Pourquoi les logs serveur sont la seule source fiable
Les robots d’IA et les internautes suivent deux parcours différents. Une personne ouvre son navigateur, charge la page, exécute le JS et déclenche un événement GA4 : sa visite apparaît alors dans votre tableau de bord. Un robot comme GPTBot se contente d’envoyer une requête HTTP, de récupérer le HTML renvoyé, puis repart.

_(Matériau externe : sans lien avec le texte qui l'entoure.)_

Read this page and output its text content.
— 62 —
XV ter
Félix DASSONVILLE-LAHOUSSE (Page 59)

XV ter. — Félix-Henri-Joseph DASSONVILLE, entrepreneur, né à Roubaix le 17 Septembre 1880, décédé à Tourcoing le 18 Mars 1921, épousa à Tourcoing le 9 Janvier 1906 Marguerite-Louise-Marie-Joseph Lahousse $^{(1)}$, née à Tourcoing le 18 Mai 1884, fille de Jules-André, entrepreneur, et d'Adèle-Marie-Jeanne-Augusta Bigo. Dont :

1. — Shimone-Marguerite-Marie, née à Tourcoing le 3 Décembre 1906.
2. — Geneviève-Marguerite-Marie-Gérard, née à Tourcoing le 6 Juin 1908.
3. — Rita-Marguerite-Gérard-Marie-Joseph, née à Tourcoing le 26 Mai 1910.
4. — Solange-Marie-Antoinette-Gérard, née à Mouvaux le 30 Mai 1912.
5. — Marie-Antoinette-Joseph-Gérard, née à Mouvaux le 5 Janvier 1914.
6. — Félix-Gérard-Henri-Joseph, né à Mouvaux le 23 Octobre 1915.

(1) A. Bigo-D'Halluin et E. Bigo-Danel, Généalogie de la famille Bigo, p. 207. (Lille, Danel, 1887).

Comme il n’exécute pas votre code de suivi, les outils d’analyse ne voient rien. Les logs serveur fonctionnent autrement : pour chaque requête entrante, qu’elle provienne d’un internaute, de Googlebot ou de GPTBot, Nginx ou Apache consigne l’adresse IP source, l’heure, le chemin demandé, le code de statut renvoyé et le User-Agent. Cette trace ne peut pas être bloquée côté front-end et ne disparaît pas sous prétexte que le visiteur n’exécute pas de JS.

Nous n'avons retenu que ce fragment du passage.